Because the model executes locally:
- Your audio never leaves your computer — nothing is sent to a server.
- After the first download, the model is cached and works offline.
- WebGPU browsers (recent Chrome, Edge) run much faster than the CPU (WebAssembly) fallback.
Steps
- Drop an audio file onto the upload area (or click to choose one).

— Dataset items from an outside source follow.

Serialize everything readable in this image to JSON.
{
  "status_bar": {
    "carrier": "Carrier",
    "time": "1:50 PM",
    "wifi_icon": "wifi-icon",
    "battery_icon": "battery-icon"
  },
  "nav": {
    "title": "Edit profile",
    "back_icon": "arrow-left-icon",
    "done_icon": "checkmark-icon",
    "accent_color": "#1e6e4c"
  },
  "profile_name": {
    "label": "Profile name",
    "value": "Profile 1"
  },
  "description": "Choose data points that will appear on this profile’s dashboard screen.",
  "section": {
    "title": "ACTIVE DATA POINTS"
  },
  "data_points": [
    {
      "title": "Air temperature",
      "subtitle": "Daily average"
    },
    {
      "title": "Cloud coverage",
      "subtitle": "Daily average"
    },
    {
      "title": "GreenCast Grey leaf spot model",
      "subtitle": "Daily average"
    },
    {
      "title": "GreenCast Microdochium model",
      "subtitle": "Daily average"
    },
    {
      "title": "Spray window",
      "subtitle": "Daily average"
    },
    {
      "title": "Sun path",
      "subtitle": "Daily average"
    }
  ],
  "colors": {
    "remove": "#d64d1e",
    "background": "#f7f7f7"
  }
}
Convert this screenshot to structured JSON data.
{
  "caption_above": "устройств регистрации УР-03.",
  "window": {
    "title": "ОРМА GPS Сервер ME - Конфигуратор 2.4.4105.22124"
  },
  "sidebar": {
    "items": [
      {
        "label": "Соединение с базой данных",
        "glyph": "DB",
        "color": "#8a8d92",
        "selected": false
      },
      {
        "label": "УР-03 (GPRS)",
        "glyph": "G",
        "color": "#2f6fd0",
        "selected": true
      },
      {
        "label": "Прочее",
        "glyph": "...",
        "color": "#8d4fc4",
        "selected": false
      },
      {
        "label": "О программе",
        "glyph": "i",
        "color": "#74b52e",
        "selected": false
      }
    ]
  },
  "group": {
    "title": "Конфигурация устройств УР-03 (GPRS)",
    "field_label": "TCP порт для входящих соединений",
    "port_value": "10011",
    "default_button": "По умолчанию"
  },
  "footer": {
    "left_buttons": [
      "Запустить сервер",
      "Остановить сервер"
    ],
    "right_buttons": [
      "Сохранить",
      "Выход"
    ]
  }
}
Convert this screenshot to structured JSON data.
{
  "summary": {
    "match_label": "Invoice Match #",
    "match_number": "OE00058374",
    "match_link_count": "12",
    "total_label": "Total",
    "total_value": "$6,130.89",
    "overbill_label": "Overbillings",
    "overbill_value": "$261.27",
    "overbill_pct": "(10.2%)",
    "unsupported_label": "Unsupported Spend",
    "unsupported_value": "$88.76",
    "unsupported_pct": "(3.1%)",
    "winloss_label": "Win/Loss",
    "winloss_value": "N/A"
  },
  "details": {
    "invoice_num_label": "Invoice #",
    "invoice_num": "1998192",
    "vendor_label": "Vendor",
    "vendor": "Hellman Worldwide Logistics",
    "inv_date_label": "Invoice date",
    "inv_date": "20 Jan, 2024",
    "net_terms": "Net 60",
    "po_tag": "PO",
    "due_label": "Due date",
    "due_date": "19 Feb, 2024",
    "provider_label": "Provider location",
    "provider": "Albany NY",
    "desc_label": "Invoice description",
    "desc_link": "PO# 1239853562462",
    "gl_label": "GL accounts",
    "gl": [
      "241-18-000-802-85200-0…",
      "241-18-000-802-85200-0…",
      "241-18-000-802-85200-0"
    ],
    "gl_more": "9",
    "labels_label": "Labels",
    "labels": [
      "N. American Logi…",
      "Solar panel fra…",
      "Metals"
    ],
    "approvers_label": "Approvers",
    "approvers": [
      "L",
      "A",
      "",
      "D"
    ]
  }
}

- Pick a model — Balanced is a good multilingual default; use Accurate for the best Japanese quality, or Fast for quick English.
- For multilingual models, choose the language (or leave it on Auto-detect).
- Click Transcribe. On the first run of each model, the browser downloads it — you'll see a progress percentage.
- When it finishes, switch between Text, Timestamped, SRT, and VTT.
- Copy or Download the format you need.
Example: upload a 10-minute interview recording (interview.m4a) → download interview.srt, a subtitle file you can load straight into a video editor.
Output formats
| Format | Contains | Best for |
|---|---|---|
| Text | Plain transcript, no timings | Notes, articles, copy-paste |
| Timestamped | [start → end] text per segment | Skimming, meeting minutes, quoting |
| SRT | Numbered subtitle cues with , millisecond separator | Video editors, most players |
| VTT | WebVTT cues with . millisecond separator | HTML5 <track>, web video |
When to use this vs. a server tool
| Situation | Best choice |
|---|---|
| Sensitive or private recordings | This tool — the audio never leaves your browser |
| No account / no upload wanted | This tool — fully client-side, free |
| Subtitles for a video | This tool — export SRT or VTT directly |
| Hundreds of hours, automated pipeline | A server/API tool — batch throughput beyond one browser |
Tips for the best transcript
- Clear speech and low background noise transcribe most accurately.
- For Japanese or mixed-language audio, prefer the Accurate model and set the language explicitly.
- If the first run feels slow, that's the one-time model download; the next file is much faster.
- Long files take longer because audio is processed in 30-second chunks — a WebGPU browser helps a lot here.
Everything here runs in your browser. Your audio is never uploaded — that's the whole point.